Si les pays riches se défilent, "la confiance pourrait être rompue", a averti la déléguée du Panama. Résoudre la "crise de la biodiversité (...) est une question de survie pour les écosystèmes, l'économie et l'humanité (...), le monde n'a plus le temps".

- Nouveau fonds ? -

Les pays en développement, avec le Brésil et le groupe africain en première ligne, réclament un nouveau fonds qui soit totalement consacré à la biodiversité et placé sous l'autorité, transparente et équitable, de la CDB, comme prévu par le texte de la convention de 1992.

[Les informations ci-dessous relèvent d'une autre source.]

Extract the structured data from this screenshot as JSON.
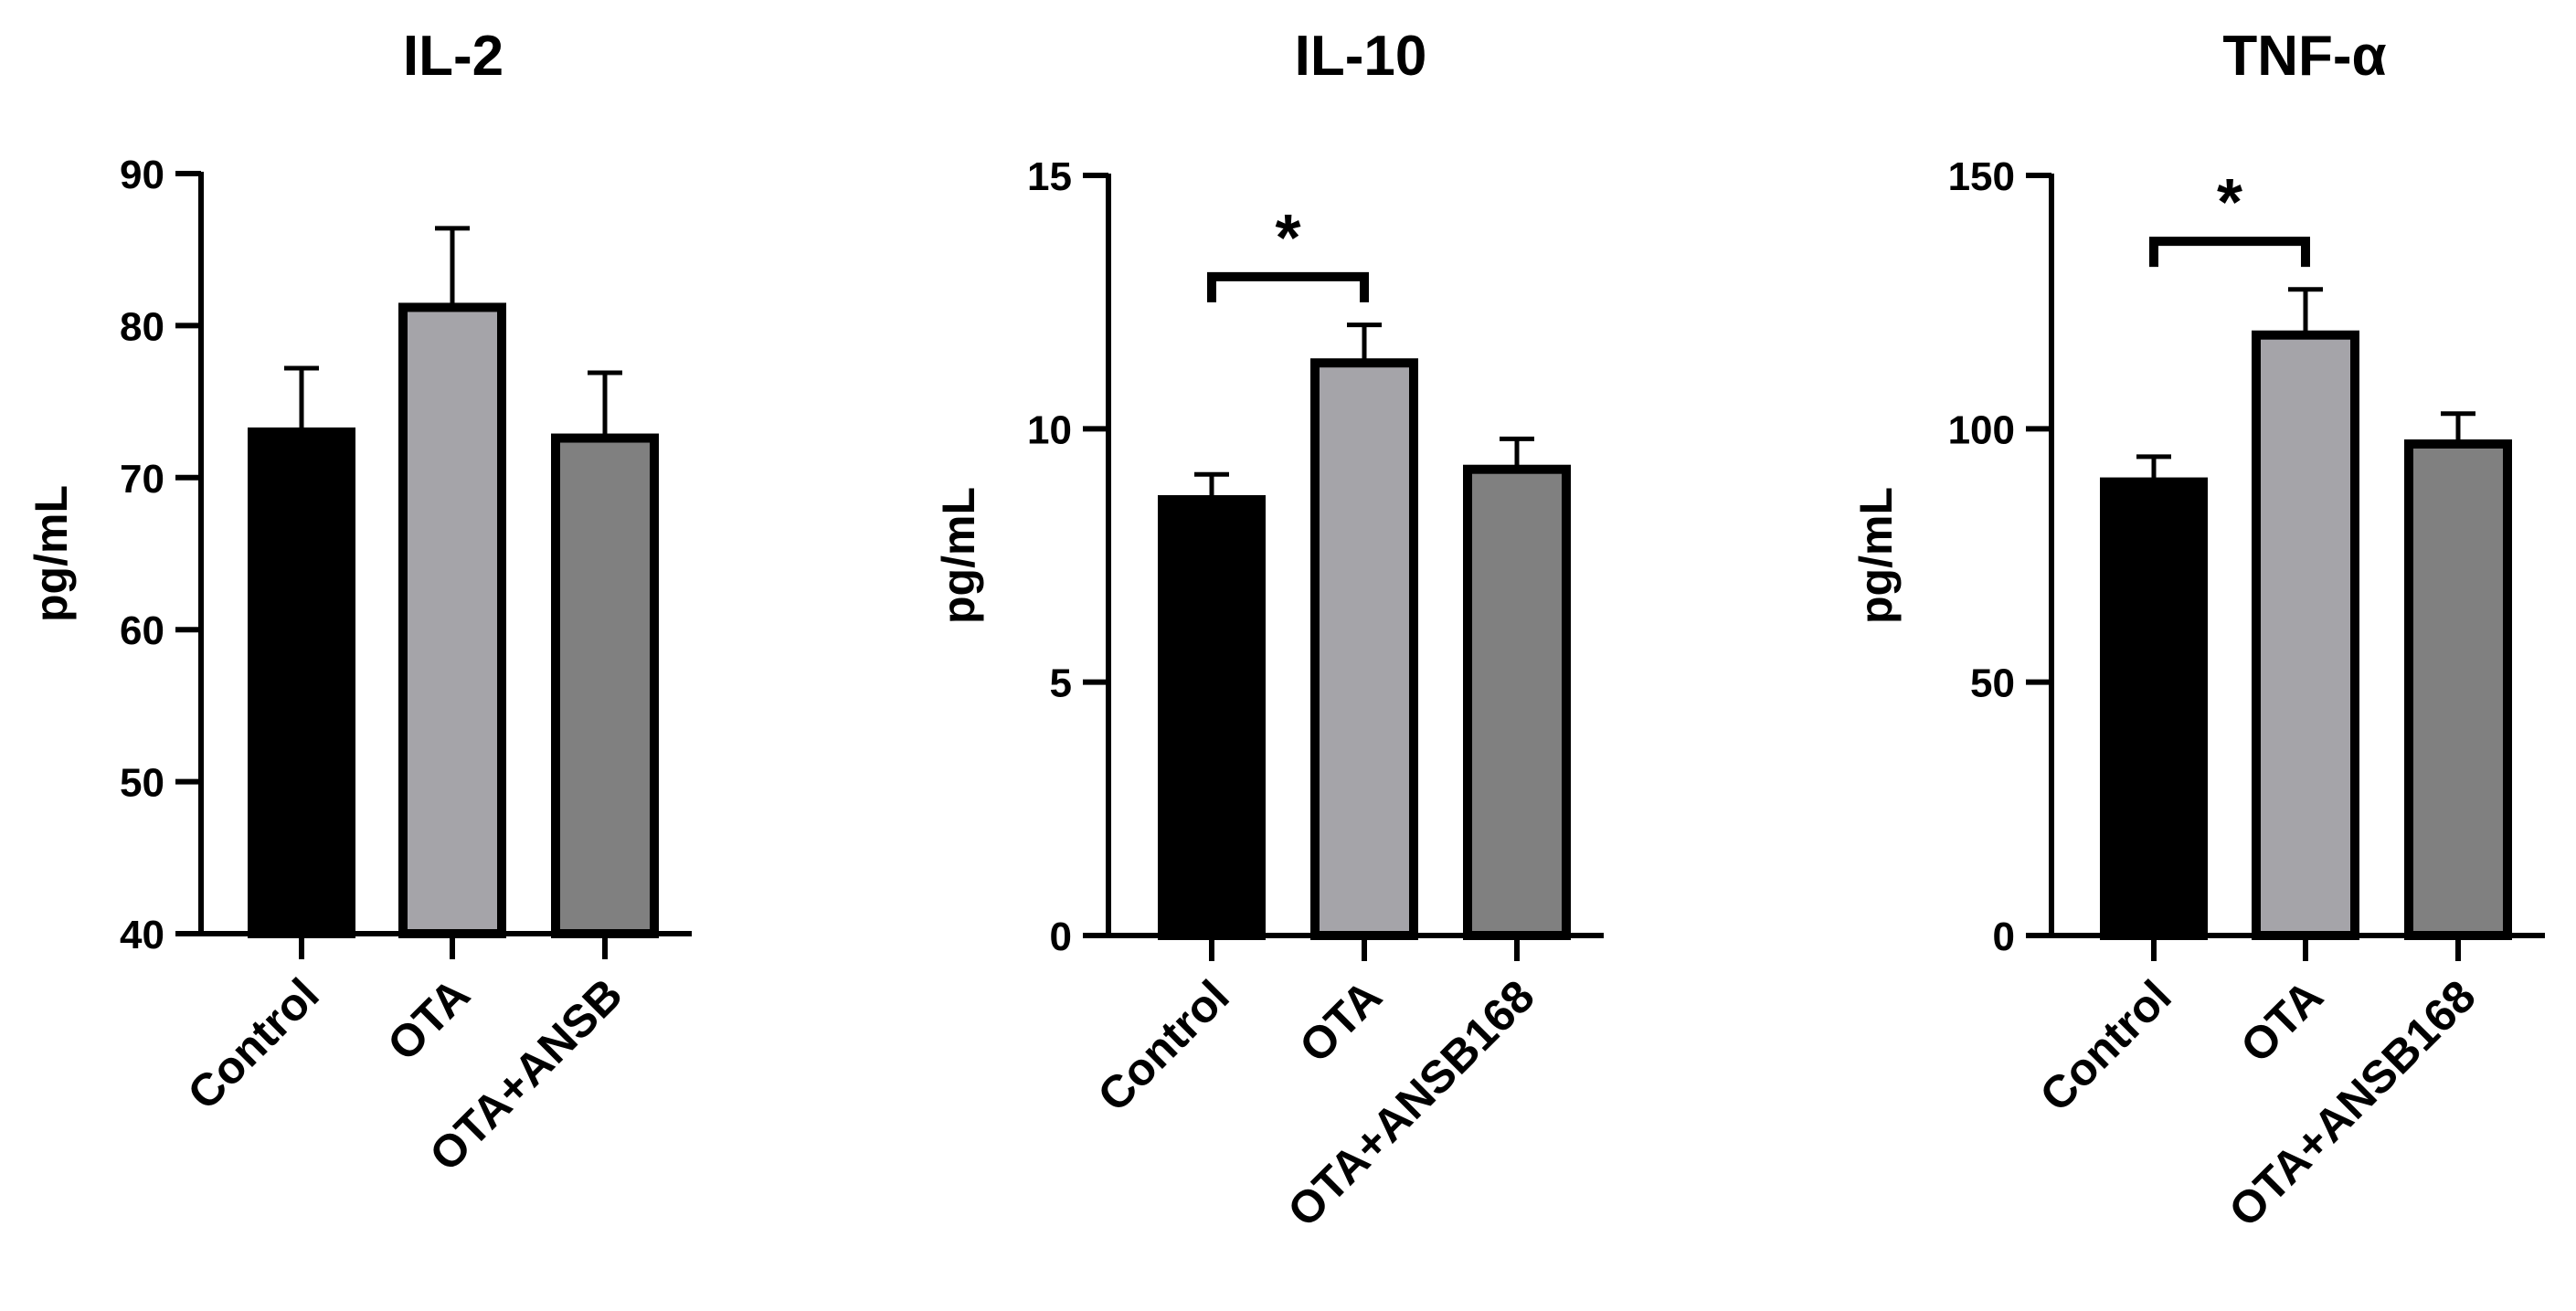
{
  "chart_data": [
    {
      "type": "bar",
      "title": "IL-2",
      "ylabel": "pg/mL",
      "xlabel": "",
      "categories": [
        "Control",
        "OTA",
        "OTA+ANSB"
      ],
      "values": [
        73,
        81.2,
        72.6
      ],
      "errors": [
        4.2,
        5.2,
        4.3
      ],
      "ylim": [
        40,
        90
      ],
      "yticks": [
        40,
        50,
        60,
        70,
        80,
        90
      ],
      "colors": [
        "#000000",
        "#a5a4a9",
        "#808080"
      ],
      "significance": []
    },
    {
      "type": "bar",
      "title": "IL-10",
      "ylabel": "pg/mL",
      "xlabel": "",
      "categories": [
        "Control",
        "OTA",
        "OTA+ANSB168"
      ],
      "values": [
        8.6,
        11.3,
        9.2
      ],
      "errors": [
        0.5,
        0.75,
        0.6
      ],
      "ylim": [
        0,
        15
      ],
      "yticks": [
        0,
        5,
        10,
        15
      ],
      "colors": [
        "#000000",
        "#a5a4a9",
        "#808080"
      ],
      "significance": [
        {
          "from": 0,
          "to": 1,
          "label": "*",
          "y": 13
        }
      ]
    },
    {
      "type": "bar",
      "title": "TNF-α",
      "ylabel": "pg/mL",
      "xlabel": "",
      "categories": [
        "Control",
        "OTA",
        "OTA+ANSB168"
      ],
      "values": [
        89.5,
        118.5,
        97
      ],
      "errors": [
        5,
        9,
        6
      ],
      "ylim": [
        0,
        150
      ],
      "yticks": [
        0,
        50,
        100,
        150
      ],
      "colors": [
        "#000000",
        "#a5a4a9",
        "#808080"
      ],
      "significance": [
        {
          "from": 0,
          "to": 1,
          "label": "*",
          "y": 137
        }
      ]
    }
  ]
}
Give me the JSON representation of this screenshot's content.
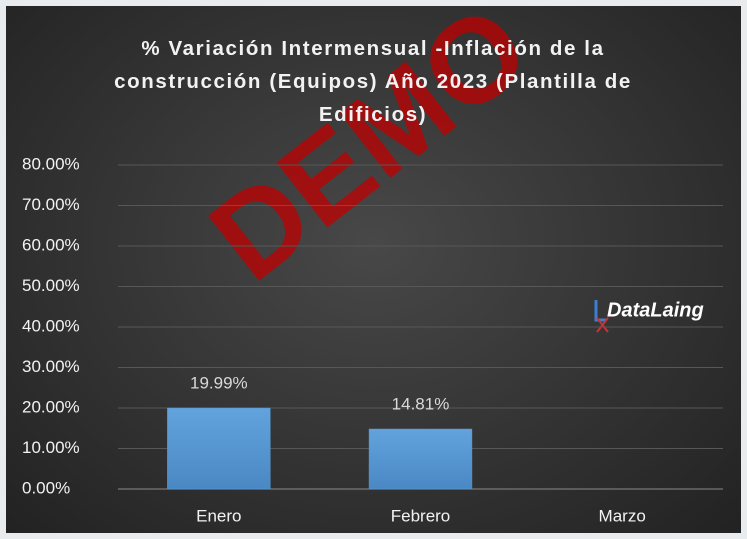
{
  "chart_data": {
    "type": "bar",
    "title": "% Variación Intermensual -Inflación de la construcción (Equipos) Año 2023 (Plantilla de Edificios)",
    "categories": [
      "Enero",
      "Febrero",
      "Marzo"
    ],
    "values": [
      19.99,
      14.81,
      null
    ],
    "value_labels": [
      "19.99%",
      "14.81%",
      null
    ],
    "color": "#5b9bd5",
    "ylim": [
      0,
      80
    ],
    "yticks": [
      {
        "value": 0,
        "label": "0.00%"
      },
      {
        "value": 10,
        "label": "10.00%"
      },
      {
        "value": 20,
        "label": "20.00%"
      },
      {
        "value": 30,
        "label": "30.00%"
      },
      {
        "value": 40,
        "label": "40.00%"
      },
      {
        "value": 50,
        "label": "50.00%"
      },
      {
        "value": 60,
        "label": "60.00%"
      },
      {
        "value": 70,
        "label": "70.00%"
      },
      {
        "value": 80,
        "label": "80.00%"
      }
    ],
    "grid": true,
    "logo": "DataLaing",
    "watermark": "DEMO"
  }
}
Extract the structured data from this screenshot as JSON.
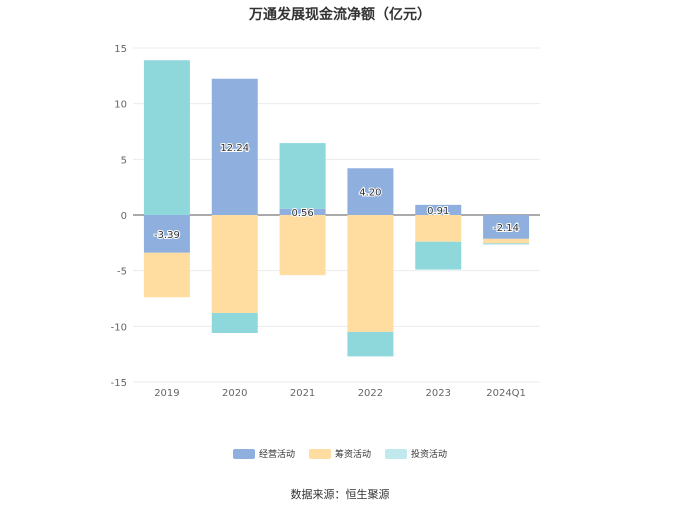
{
  "chart_data": {
    "type": "bar",
    "stacked": true,
    "title": "万通发展现金流净额（亿元）",
    "categories": [
      "2019",
      "2020",
      "2021",
      "2022",
      "2023",
      "2024Q1"
    ],
    "series": [
      {
        "name": "经营活动",
        "color": "#8FB0DE",
        "values": [
          -3.39,
          12.24,
          0.56,
          4.2,
          0.91,
          -2.14
        ]
      },
      {
        "name": "筹资活动",
        "color": "#FFDDA1",
        "values": [
          -4.0,
          -8.8,
          -5.4,
          -10.5,
          -2.4,
          -0.4
        ]
      },
      {
        "name": "投资活动",
        "color": "#8ED8DB",
        "values": [
          13.9,
          -1.8,
          5.9,
          -2.2,
          -2.5,
          -0.1
        ]
      }
    ],
    "data_labels": [
      "-3.39",
      "12.24",
      "0.56",
      "4.20",
      "0.91",
      "-2.14"
    ],
    "ylim": [
      -15,
      15
    ],
    "yticks": [
      15,
      10,
      5,
      0,
      -5,
      -10,
      -15
    ],
    "grid": true,
    "legend_position": "bottom"
  },
  "legend_labels": [
    "经营活动",
    "筹资活动",
    "投资活动"
  ],
  "source": "数据来源：恒生聚源"
}
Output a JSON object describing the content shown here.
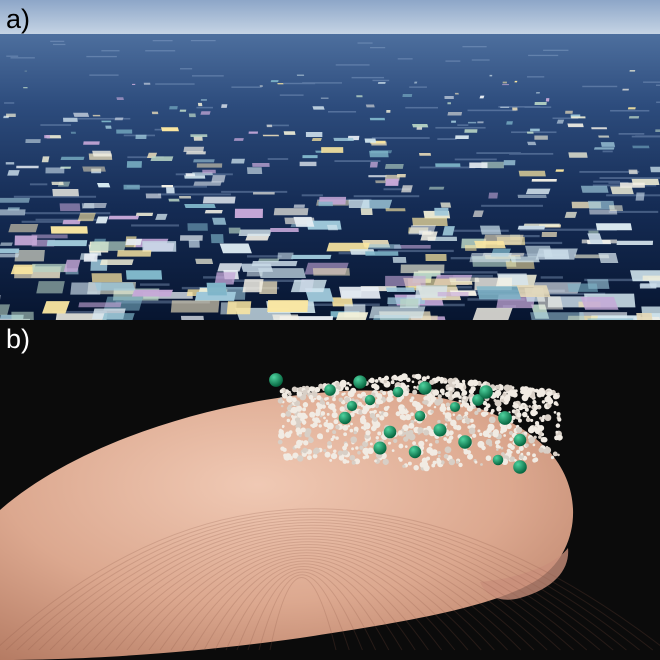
{
  "panels": [
    {
      "label": "a)",
      "subject": "ocean-surface-covered-with-floating-plastic-debris"
    },
    {
      "label": "b)",
      "subject": "fingertip-holding-white-and-green-microplastic-beads"
    }
  ],
  "colors": {
    "sky": "#a9bdd8",
    "ocean_deep": "#0a1a3a",
    "ocean_light": "#3a5f95",
    "black_bg": "#0a0a0a",
    "skin": "#e5b9a3",
    "bead_white": "#efe9e2",
    "bead_green": "#0e8a5a"
  }
}
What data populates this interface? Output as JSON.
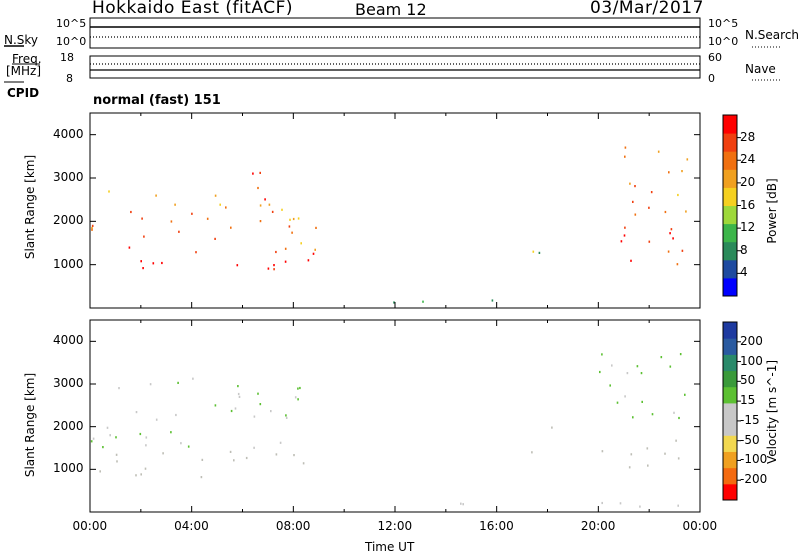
{
  "header": {
    "title": "Hokkaido East (fitACF)",
    "beam": "Beam 12",
    "date": "03/Mar/2017"
  },
  "noise_panel": {
    "left_label": "N.Sky",
    "right_label": "N.Search",
    "ticks_left": [
      "10^5",
      "10^0"
    ],
    "ticks_right": [
      "10^5",
      "10^0"
    ]
  },
  "freq_panel": {
    "left_label_1": "Freq.",
    "left_label_2": "[MHz]",
    "ticks_left": [
      "18",
      "8"
    ],
    "right_label": "Nave",
    "ticks_right": [
      "60",
      "0"
    ]
  },
  "cpid": {
    "label": "CPID",
    "value": "normal (fast) 151"
  },
  "colors": {
    "power_scale": [
      "#0000ff",
      "#1e4aa0",
      "#2a8a5a",
      "#3cb54a",
      "#9ed83a",
      "#f5d020",
      "#f0a020",
      "#f07010",
      "#f04010",
      "#ff0000"
    ],
    "velocity_scale": [
      "#ff0000",
      "#f46a10",
      "#f0a020",
      "#f2d850",
      "#c8c8c8",
      "#c8c8c8",
      "#5cc032",
      "#3a9a3a",
      "#2a8a6a",
      "#2a5aa0",
      "#1e3aa0"
    ],
    "ground_scatter": "#bebeb6"
  },
  "chart_data": [
    {
      "type": "heatmap",
      "title": "",
      "ylabel": "Slant Range [km]",
      "xlabel": "",
      "x_range_hours": [
        0,
        24
      ],
      "ylim": [
        0,
        4500
      ],
      "yticks": [
        "1000",
        "2000",
        "3000",
        "4000"
      ],
      "colorbar": {
        "label": "Power [dB]",
        "range": [
          0,
          32
        ],
        "ticks": [
          "28",
          "24",
          "20",
          "16",
          "12",
          "8",
          "4"
        ]
      },
      "regions": [
        {
          "t": [
            0.0,
            8.8
          ],
          "r": [
            800,
            1500
          ],
          "value": 30
        },
        {
          "t": [
            0.0,
            8.3
          ],
          "r": [
            1500,
            2800
          ],
          "value": 24
        },
        {
          "t": [
            5.5,
            7.3
          ],
          "r": [
            2800,
            3300
          ],
          "value": 26
        },
        {
          "t": [
            7.6,
            9.4
          ],
          "r": [
            1200,
            2500
          ],
          "value": 20
        },
        {
          "t": [
            9.0,
            17.5
          ],
          "r": [
            150,
            300
          ],
          "value": 8
        },
        {
          "t": [
            17.3,
            18.2
          ],
          "r": [
            1200,
            2200
          ],
          "value": 14
        },
        {
          "t": [
            20.0,
            24.0
          ],
          "r": [
            1000,
            2200
          ],
          "value": 28
        },
        {
          "t": [
            20.0,
            23.5
          ],
          "r": [
            2200,
            3800
          ],
          "value": 22
        }
      ]
    },
    {
      "type": "heatmap",
      "title": "",
      "ylabel": "Slant Range [km]",
      "xlabel": "Time UT",
      "x_range_hours": [
        0,
        24
      ],
      "ylim": [
        0,
        4500
      ],
      "yticks": [
        "1000",
        "2000",
        "3000",
        "4000"
      ],
      "xticks": [
        "00:00",
        "04:00",
        "08:00",
        "12:00",
        "16:00",
        "20:00",
        "00:00"
      ],
      "colorbar": {
        "label": "Velocity [m s^-1]",
        "range": [
          -250,
          250
        ],
        "ticks": [
          "200",
          "100",
          "50",
          "15",
          "-15",
          "-50",
          "-100",
          "-200"
        ]
      },
      "regions": [
        {
          "t": [
            0.0,
            8.8
          ],
          "r": [
            800,
            1500
          ],
          "value": 0,
          "ground_scatter": true
        },
        {
          "t": [
            0.0,
            8.3
          ],
          "r": [
            1500,
            3300
          ],
          "value": 20
        },
        {
          "t": [
            17.3,
            18.2
          ],
          "r": [
            1200,
            2200
          ],
          "value": 0,
          "ground_scatter": true
        },
        {
          "t": [
            20.0,
            24.0
          ],
          "r": [
            1000,
            1800
          ],
          "value": 0,
          "ground_scatter": true
        },
        {
          "t": [
            20.0,
            23.5
          ],
          "r": [
            1800,
            3800
          ],
          "value": 40
        },
        {
          "t": [
            9.0,
            24.0
          ],
          "r": [
            150,
            300
          ],
          "value": -30
        }
      ]
    }
  ]
}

Mais les pays développés - menés par l'Union européenne, le Japon et le Canada en l'absence des Etats-Unis, non-signataires de la convention mais important bailleur - y sont très hostiles : ils dénoncent une fragmentation de l'aide au développement, déjà fragilisée par les crises budgétaires et l'effacement des Américains depuis l'élection de Donald Trump.

Vendredi, la présidence a publié un texte de compromis instituant une "feuille de route 2030" pour réformer les différents circuits financiers destinés à la sauvegarde de la nature, afin de répondre aux difficultés des pays pauvres et endettés.

Le document prévoit d'"améliorer les performances" du Fonds mondial pour l'Environnement (GEF, en anglais) et du Fonds-cadre mondial pour la biodiversité (GBFF, en anglais), une solution provisoire modestement dotée (400 millions de dollars). Il envisage aussi qu'une institution financière, déjà existante ou à créer, passe à terme sous l'autorité de la COP.

La plupart des pays en développement ont toutefois réclamé mardi de revenir au texte qui était sur la table à Cali, prévoyant explicitement la création d'un nouveau fonds.

Les quelque 300 délégués, renforcés à partir de mercredi par les ministres ou équivalents de 25 pays, ont officiellement jusqu'à jeudi pour trouver une solution.

Des consultations informelles sont prévues mardi soir pour tenter d'éviter une prolongation jusqu'à vendredi, voire une absence d'accord au terme du sommet, qui se déroule dans un contexte géopolitique défavorable.

Après l'échec de Cali, le multilatéralisme environnemental avait subi un autre coup avec la COP29 sur le climat - en novembre à Bakou - jugée décevante, là encore en raison d'une dispute sur l'aide due par les pays riches. Puis, en décembre, la conférence de l'ONU sur la désertification en Arabie saoudite et les négociations en Corée du Sud sur un traité contre la pollution par le plastique se sont conclues sans avancées notables.

Côté succès, le fonds multilatéral destiné à partager une part des bénéfices réalisés par des entreprises grâce au génome numérisé de plantes ou d'animaux issus des pays en développement, a été officiellement lancé mardi à Rome. La création de ce "Fonds Cali" avait été l'un des résultats majeurs de la COP16 en Colombie. Toutefois il reste à voir si les contributions, uniquement volontaires, seront significatives.